Virgin reported a loss of 27,000 video organic revenue-generating units, or RGUs, during the quarter ending June 30. The telco said the drop was caused by a shift in focus away from entry-level TV packages to capital efficiency.
It managed to offset the decline by adding 17,000 voice and 5,000 broadband subscriptions. Overall, it lost 5,000 RGUs and 6,000 customers in what its parent described as a seasonally weak quarter.
"In the second quarter this year, we saw steady video losses, but slower growth in broadband and voice driven primarily by competitive market dynamics in the U.K.," CEO Mike Fries said on an earnings call August 8. "Competition has ratcheted up, especially at the lower end of both broadband and TV."

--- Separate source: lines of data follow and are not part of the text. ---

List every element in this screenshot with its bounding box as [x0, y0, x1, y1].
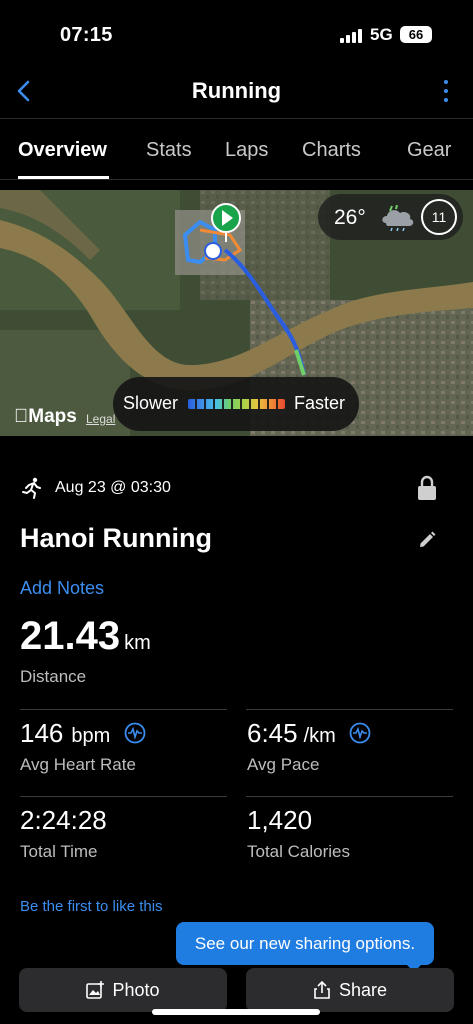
pace-chart-icon[interactable]	[349, 722, 371, 744]
divider	[20, 796, 227, 797]
tab-charts[interactable]: Charts	[302, 139, 361, 162]
nav-bar: Running	[0, 70, 473, 114]
divider	[246, 796, 453, 797]
page-title: Running	[191, 78, 282, 103]
heart-rate-value: 146 bpm	[20, 718, 146, 749]
sharing-tooltip[interactable]: See our new sharing options.	[176, 922, 434, 965]
tab-bar: Overview Stats Laps Charts Gear	[0, 118, 473, 180]
legend-faster-label: Faster	[293, 393, 345, 413]
legend-slower-label: Slower	[123, 393, 179, 413]
activity-date: Aug 23 @ 03:30	[55, 479, 171, 496]
total-time-label: Total Time	[20, 842, 98, 861]
photo-button[interactable]: Photo	[19, 968, 227, 1012]
pace-value: 6:45/km	[247, 718, 371, 749]
pace-gradient-bar	[188, 399, 285, 409]
add-photo-icon	[86, 981, 105, 999]
divider	[20, 709, 227, 710]
battery-icon: 66	[400, 26, 432, 43]
tab-overview[interactable]: Overview	[18, 139, 107, 162]
divider	[246, 709, 453, 710]
more-menu-button[interactable]	[441, 78, 451, 104]
total-calories-label: Total Calories	[247, 842, 350, 861]
share-button[interactable]: Share	[246, 968, 454, 1012]
total-time-value: 2:24:28	[20, 805, 107, 835]
status-bar: 07:15 5G 66	[0, 0, 473, 70]
share-icon	[314, 980, 330, 999]
tab-gear[interactable]: Gear	[407, 139, 451, 162]
clock-icon: 11	[421, 199, 457, 235]
temperature: 26°	[334, 206, 366, 229]
pace-legend: Slower Faster	[113, 377, 359, 431]
pace-label: Avg Pace	[247, 755, 320, 774]
cloud-rain-icon	[382, 205, 414, 231]
lock-icon[interactable]	[416, 474, 438, 502]
add-notes-link[interactable]: Add Notes	[20, 578, 104, 599]
home-indicator	[152, 1009, 320, 1015]
activity-title: Hanoi Running	[20, 523, 212, 553]
heart-rate-label: Avg Heart Rate	[20, 755, 136, 774]
status-time: 07:15	[60, 24, 113, 46]
distance-label: Distance	[20, 667, 87, 686]
network-type: 5G	[370, 25, 393, 44]
tab-laps[interactable]: Laps	[225, 139, 268, 162]
running-icon	[22, 477, 41, 499]
active-tab-indicator	[18, 176, 109, 179]
weather-badge: 26° 11	[318, 194, 463, 240]
legal-link[interactable]: Legal	[86, 412, 115, 426]
distance-value: 21.43 km	[20, 614, 151, 658]
heart-rate-chart-icon[interactable]	[124, 722, 146, 744]
like-link[interactable]: Be the first to like this	[20, 898, 163, 915]
signal-icon	[340, 29, 364, 43]
total-calories-value: 1,420	[247, 805, 313, 835]
route-map[interactable]: 26° 11 Maps Legal Slower Faster	[0, 190, 473, 436]
tab-stats[interactable]: Stats	[146, 139, 192, 162]
edit-pencil-icon[interactable]	[417, 530, 437, 550]
apple-maps-logo: Maps	[14, 406, 77, 427]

As of June 30, Virgin had a total of 14.7 million broadband subscribers, 6.0 million cable customers and 3.2 million mobile subscribers.

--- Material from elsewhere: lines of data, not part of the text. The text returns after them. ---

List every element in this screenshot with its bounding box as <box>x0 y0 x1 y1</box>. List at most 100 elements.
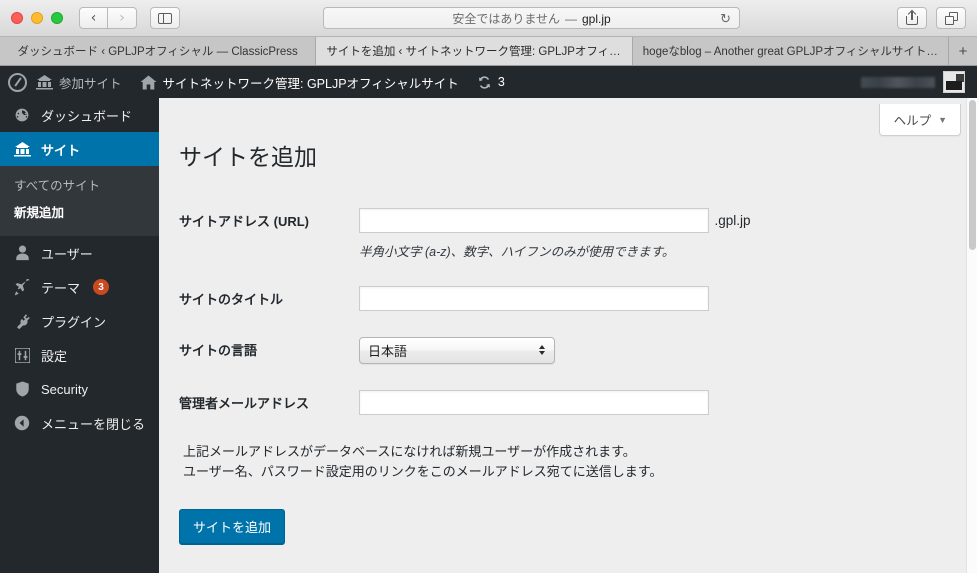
admin-bar-updates[interactable]: 3 <box>468 66 514 98</box>
site-title-input[interactable] <box>359 285 709 311</box>
admin-bar-network-name[interactable]: サイトネットワーク管理: GPLJPオフィシャルサイト <box>131 66 468 98</box>
sidebar-item-label: サイト <box>41 142 81 158</box>
site-address-hint: 半角小文字 (a-z)、数字、ハイフンのみが使用できます。 <box>359 244 675 259</box>
window-controls <box>11 12 63 24</box>
label-site-address: サイトアドレス (URL) <box>179 213 309 229</box>
tab-title: サイトを追加 ‹ サイトネットワーク管理: GPLJPオフィシャル… <box>326 46 621 58</box>
settings-icon <box>12 347 32 363</box>
classicpress-logo-icon[interactable] <box>8 72 27 92</box>
share-button[interactable] <box>897 7 927 29</box>
label-admin-email: 管理者メールアドレス <box>179 395 310 411</box>
home-icon <box>140 75 157 90</box>
address-host: gpl.jp <box>581 11 611 26</box>
sidebar-item-plugins[interactable]: プラグイン <box>0 304 159 338</box>
scrollbar-thumb[interactable] <box>969 100 976 250</box>
wp-body: ダッシュボード サイト すべてのサイト 新規追加 ユーザー テーマ 3 プラグイ… <box>0 98 977 573</box>
vertical-scrollbar[interactable] <box>966 98 977 573</box>
submenu-item-all-sites[interactable]: すべてのサイト <box>0 173 159 200</box>
help-label: ヘルプ <box>893 114 932 128</box>
wp-content-area: ヘルプ ▼ サイトを追加 サイトアドレス (URL) .gpl.jp 半角小文字… <box>159 98 977 573</box>
forward-button[interactable]: › <box>108 7 137 29</box>
submenu-item-label: 新規追加 <box>14 206 65 220</box>
safari-browser-window: ‹ › 安全ではありません — gpl.jp ↻ ダッシュボード ‹ GPLJP… <box>0 0 977 573</box>
avatar <box>943 71 965 93</box>
sidebar-item-users[interactable]: ユーザー <box>0 236 159 270</box>
browser-tab-add-site[interactable]: サイトを追加 ‹ サイトネットワーク管理: GPLJPオフィシャル… <box>316 37 633 65</box>
site-language-select[interactable]: 日本語 <box>359 336 555 364</box>
back-button[interactable]: ‹ <box>79 7 108 29</box>
admin-email-input[interactable] <box>359 389 709 415</box>
username-redacted <box>861 76 935 88</box>
updates-count: 3 <box>497 75 505 89</box>
sidebar-item-collapse-menu[interactable]: メニューを閉じる <box>0 406 159 440</box>
collapse-icon <box>12 415 32 431</box>
maximize-window-button[interactable] <box>51 12 63 24</box>
themes-update-badge: 3 <box>93 279 110 295</box>
form-row-site-title: サイトのタイトル <box>159 273 760 324</box>
help-toggle-button[interactable]: ヘルプ ▼ <box>878 104 961 136</box>
tab-overview-icon <box>944 11 958 25</box>
share-icon <box>906 9 918 25</box>
form-row-site-address: サイトアドレス (URL) .gpl.jp 半角小文字 (a-z)、数字、ハイフ… <box>159 195 760 273</box>
label-site-language: サイトの言語 <box>179 342 258 358</box>
sidebar-item-security[interactable]: Security <box>0 372 159 406</box>
field-site-title <box>359 273 760 324</box>
form-notes: 上記メールアドレスがデータベースになければ新規ユーザーが作成されます。 ユーザー… <box>183 442 977 482</box>
reload-icon[interactable]: ↻ <box>720 12 731 25</box>
browser-tab-hoge-blog[interactable]: hogeなblog – Another great GPLJPオフィシャルサイト… <box>632 37 949 65</box>
sidebar-item-sites[interactable]: サイト <box>0 132 159 166</box>
tab-strip: ダッシュボード ‹ GPLJPオフィシャル — ClassicPress サイト… <box>0 37 977 66</box>
navigation-buttons: ‹ › <box>79 7 137 29</box>
submenu-item-add-new[interactable]: 新規追加 <box>0 200 159 227</box>
form-row-admin-email: 管理者メールアドレス <box>159 377 760 428</box>
form-row-site-language: サイトの言語 日本語 <box>159 324 760 377</box>
toolbar-right-buttons <box>897 7 966 29</box>
field-site-language: 日本語 <box>359 324 760 377</box>
browser-tab-dashboard[interactable]: ダッシュボード ‹ GPLJPオフィシャル — ClassicPress <box>0 37 317 65</box>
sidebar-item-label: ダッシュボード <box>41 108 133 124</box>
tab-title: hogeなblog – Another great GPLJPオフィシャルサイト… <box>642 46 938 58</box>
chevron-down-icon: ▼ <box>938 114 947 125</box>
address-text: 安全ではありません — gpl.jp <box>452 10 610 27</box>
form-note-line: 上記メールアドレスがデータベースになければ新規ユーザーが作成されます。 <box>183 443 636 459</box>
close-window-button[interactable] <box>11 12 23 24</box>
sidebar-item-label: ユーザー <box>41 246 93 262</box>
wp-admin-bar: 参加サイト サイトネットワーク管理: GPLJPオフィシャルサイト 3 <box>0 66 977 98</box>
sidebar-item-label: Security <box>41 381 88 397</box>
admin-bar-my-sites[interactable]: 参加サイト <box>27 66 131 98</box>
chevron-left-icon: ‹ <box>90 10 97 26</box>
admin-bar-my-account[interactable] <box>861 71 977 93</box>
site-address-input[interactable] <box>359 207 709 233</box>
add-site-submit-button[interactable]: サイトを追加 <box>179 509 286 545</box>
updates-icon <box>477 75 492 90</box>
submit-row: サイトを追加 <box>179 509 977 545</box>
select-stepper-icon <box>539 345 545 356</box>
sites-icon <box>12 141 32 157</box>
new-tab-button[interactable]: + <box>948 37 977 65</box>
sidebar-item-themes[interactable]: テーマ 3 <box>0 270 159 304</box>
minimize-window-button[interactable] <box>31 12 43 24</box>
browser-toolbar: ‹ › 安全ではありません — gpl.jp ↻ <box>0 0 977 37</box>
wp-admin-sidebar: ダッシュボード サイト すべてのサイト 新規追加 ユーザー テーマ 3 プラグイ… <box>0 98 159 573</box>
sidebar-item-dashboard[interactable]: ダッシュボード <box>0 98 159 132</box>
tab-overview-button[interactable] <box>936 7 966 29</box>
sidebar-toggle-button[interactable] <box>150 7 180 29</box>
address-bar[interactable]: 安全ではありません — gpl.jp ↻ <box>323 7 740 29</box>
chevron-right-icon: › <box>119 10 125 26</box>
address-separator: — <box>564 11 577 26</box>
site-language-selected-value: 日本語 <box>368 343 408 359</box>
help-row: ヘルプ ▼ <box>159 98 977 136</box>
sidebar-submenu-sites: すべてのサイト 新規追加 <box>0 166 159 236</box>
themes-icon <box>12 278 32 296</box>
field-site-address: .gpl.jp 半角小文字 (a-z)、数字、ハイフンのみが使用できます。 <box>359 195 760 273</box>
site-address-suffix: .gpl.jp <box>714 212 751 228</box>
page-title: サイトを追加 <box>179 144 317 170</box>
plugins-icon <box>12 313 32 330</box>
sidebar-item-label: テーマ <box>41 280 81 296</box>
add-site-form: サイトアドレス (URL) .gpl.jp 半角小文字 (a-z)、数字、ハイフ… <box>159 195 760 428</box>
shield-icon <box>12 381 32 397</box>
sidebar-item-settings[interactable]: 設定 <box>0 338 159 372</box>
dashboard-icon <box>12 107 32 123</box>
field-admin-email <box>359 377 760 428</box>
my-sites-icon <box>36 74 53 90</box>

Fries said Virgin had scope to expand further by doubling its ultra-fast broadband speeds to 1 Gbps, an upgrade that was "just around the corner."
This meant Virgin was best positioned to deliver on the U.K.'s plan to roll out nationwide fiber broadband by 2025, he added, whereas rivals such as BT Group PLC and smaller fiber providers will struggle without "substantial regulatory relief."

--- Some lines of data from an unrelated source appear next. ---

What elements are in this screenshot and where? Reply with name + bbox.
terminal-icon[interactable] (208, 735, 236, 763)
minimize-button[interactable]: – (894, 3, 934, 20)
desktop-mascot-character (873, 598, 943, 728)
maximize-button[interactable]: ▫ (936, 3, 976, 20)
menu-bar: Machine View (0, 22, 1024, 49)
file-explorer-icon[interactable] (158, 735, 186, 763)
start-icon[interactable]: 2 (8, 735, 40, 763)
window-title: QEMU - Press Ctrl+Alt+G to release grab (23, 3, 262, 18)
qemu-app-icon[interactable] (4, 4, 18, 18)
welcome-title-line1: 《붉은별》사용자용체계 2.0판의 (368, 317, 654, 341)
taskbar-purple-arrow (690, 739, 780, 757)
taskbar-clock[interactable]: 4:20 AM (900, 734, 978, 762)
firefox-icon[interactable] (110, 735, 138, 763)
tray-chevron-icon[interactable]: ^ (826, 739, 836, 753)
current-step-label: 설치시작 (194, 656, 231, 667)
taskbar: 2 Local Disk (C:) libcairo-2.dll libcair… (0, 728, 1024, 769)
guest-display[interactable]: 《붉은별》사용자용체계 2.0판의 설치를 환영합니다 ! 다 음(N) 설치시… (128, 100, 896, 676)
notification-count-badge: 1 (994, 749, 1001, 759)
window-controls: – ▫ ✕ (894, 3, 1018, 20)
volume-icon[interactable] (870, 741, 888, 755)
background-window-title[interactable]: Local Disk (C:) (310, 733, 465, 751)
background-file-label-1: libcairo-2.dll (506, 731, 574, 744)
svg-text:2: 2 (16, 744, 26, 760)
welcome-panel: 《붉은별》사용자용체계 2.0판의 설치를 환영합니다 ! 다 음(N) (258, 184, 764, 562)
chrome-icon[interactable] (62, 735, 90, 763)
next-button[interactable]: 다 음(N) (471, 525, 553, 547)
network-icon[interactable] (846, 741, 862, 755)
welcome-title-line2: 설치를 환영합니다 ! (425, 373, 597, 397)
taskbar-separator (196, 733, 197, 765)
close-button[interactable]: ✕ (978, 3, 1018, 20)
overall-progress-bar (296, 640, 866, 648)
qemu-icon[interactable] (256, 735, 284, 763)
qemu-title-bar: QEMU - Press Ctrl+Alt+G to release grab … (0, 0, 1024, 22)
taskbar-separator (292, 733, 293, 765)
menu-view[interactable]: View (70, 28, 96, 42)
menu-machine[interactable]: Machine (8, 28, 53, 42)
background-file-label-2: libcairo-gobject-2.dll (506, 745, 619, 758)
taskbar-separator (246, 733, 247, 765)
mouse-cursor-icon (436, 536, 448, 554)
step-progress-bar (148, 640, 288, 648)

Fries reiterated Virgin's ambitions to deliver 1Gbps to 15 million homes by the end of 2021, including both full fiber connections and hybrid connections.
Virgin plans to upgrade the latter to achieve these faster speeds by the end of 2019. Prime Minister Boris Johnson has pledged full fiber connections for the whole of the U.K. in the next six years.
Comparatively, BT has connected 1.5 million homes to full fiber broadband, with plans to cover 4 million by March 2021 and 15 million by 2025.
Virgin Media's network expansion endeavor — called Project Lightning — has meanwhile reached over 1.8 million premises, including 232,000 in the first half of 2019, Fries said on the call.
Elsewhere in Europe, Liberty Global reported subscriber losses in countries including Switzerland, where its unit UPC lost 28,000 RGUs, and Belgium, where Telenet lost 20,000 — though these drops were lower than in the prior-year period.
Liberty's second-quarter revenues from continuing operations dropped 5.5% year over year to $2.85 billion from $3.02 billion, which the company attributed to the weakening British pound and euro against the U.S. dollar.
This excludes its Germany and Eastern European businesses, which were recently sold to Vodafone Group PLC but includes its Swiss assets, which are expected to be sold to Sunrise Communications Group AG in the fourth quarter.
Liberty Global reported net earnings attributable to shareholders of $53 million for the second quarter, compared to $912.6 million year over year.
The firm also announced plans to launch cash tender offers, consisting of class A and class C ordinary shares, around August 12 for an aggregate total value of up to $2.5 billion.
Liberty confirmed its full-year outlook including adjusted free cash flow of $550 million to $600 million, a $2.7 billion decline in property and equipment additions and flat to declining operating cash flow.